Letter to the Editor: Lessons from Lincoln

This past week the House of Representatives commemorated the 150th Anniversary of President Abraham Lincoln’s death.  References were made to the hundreds of books that have been written about this man and the lessons we can learn from his life.  One lesson that is particularly important for our society and especially Illinois today comes from his death and how to handle differences of opinion.

John Wilkes Booth was no deranged gunman who shot the President for fame or some random act of violence.  Booth was a successful renowned actor who came from a prominent family of actors.  When it came to real life situations and expressing his political beliefs, however, he didn’t know how to act.

Booth supported the Southern way of life and strongly disagreed with the changes that President Lincoln found necessary during the Civil War.  Not only did he oppose the emancipation of the slaves, Booth also disagreed with the expansion of powers by the federal government, implementation of an income tax, use of a military draft, and the occasional suspension of citizens’ legal rights.  

The actor could have opposed Lincoln’s policies by voicing his opinions, enlisting as a soldier for the Confederacy or helping campaign for one of the other presidential candidates in the 1864 election.  Unfortunately, many times dissent and frustration with policies are demonstrated through destructive actions such as rioting, looting and, yes, even killings.

The final lesson from Lincoln’s life for us today is that being silent, sitting on the sidelines or even violence against the President didn’t change the outcome of the war or any of the policies that Booth detested. 

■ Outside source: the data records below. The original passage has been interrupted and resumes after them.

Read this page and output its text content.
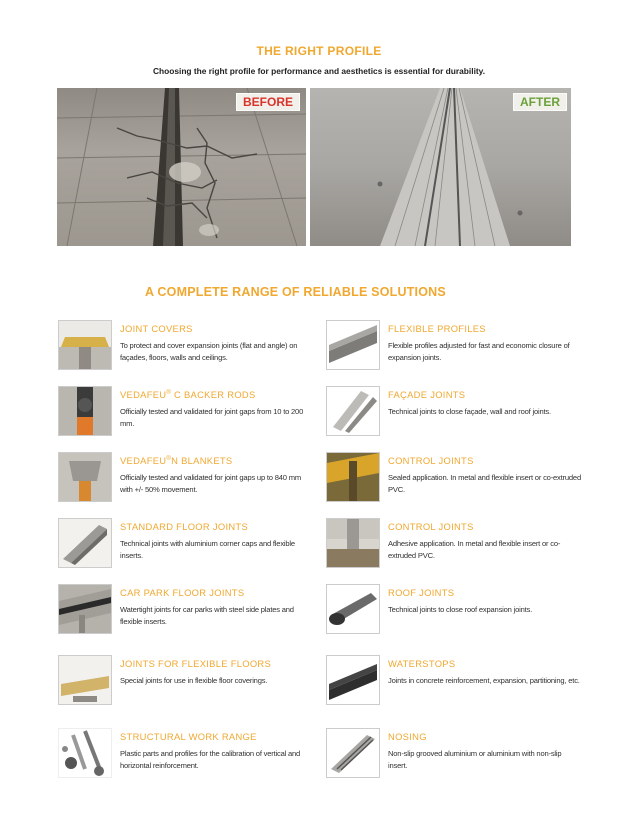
THE RIGHT PROFILE
Choosing the right profile for performance and aesthetics is essential for durability.
BEFORE	AFTER
A COMPLETE RANGE OF RELIABLE SOLUTIONS
JOINT COVERS
To protect and cover expansion joints (flat and angle) on façades, floors, walls and ceilings.
VEDAFEU® C BACKER RODS
Officially tested and validated for joint gaps from 10 to 200 mm.
VEDAFEU®N BLANKETS
Officially tested and validated for joint gaps up to 840 mm with +/- 50% movement.
STANDARD FLOOR JOINTS
Technical joints with aluminium corner caps and flexible inserts.
CAR PARK FLOOR JOINTS
Watertight joints for car parks with steel side plates and flexible inserts.
JOINTS FOR FLEXIBLE FLOORS
Special joints for use in flexible floor coverings.
STRUCTURAL WORK RANGE
Plastic parts and profiles for the calibration of vertical and horizontal reinforcement.
FLEXIBLE PROFILES
Flexible profiles adjusted for fast and economic closure of expansion joints.
FAÇADE JOINTS
Technical joints to close façade, wall and roof joints.
CONTROL JOINTS
Sealed application. In metal and flexible insert or co-extruded PVC.
CONTROL JOINTS
Adhesive application. In metal and flexible insert or co-extruded PVC.
ROOF JOINTS
Technical joints to close roof expansion joints.
WATERSTOPS
Joints in concrete reinforcement, expansion, partitioning, etc.
NOSING
Non-slip grooved aluminium or aluminium with non-slip insert.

In the coming weeks as we in Illinois face tough policy decisions--not unlike the ones Lincoln made--to save our state from financial ruin, provide for those most in need and preserve individual freedoms, let us take lessons from Lincoln’s Presidency.  Involve everyone, even the opposition, in the decisions.  Listen to the people as they express their views in public meetings, letters and peaceful demonstrations.  Seek what is moral, fair and right for all citizens.  Avoid violence that tears us apart.  Lincoln is still an excellent teacher after more than 150 years.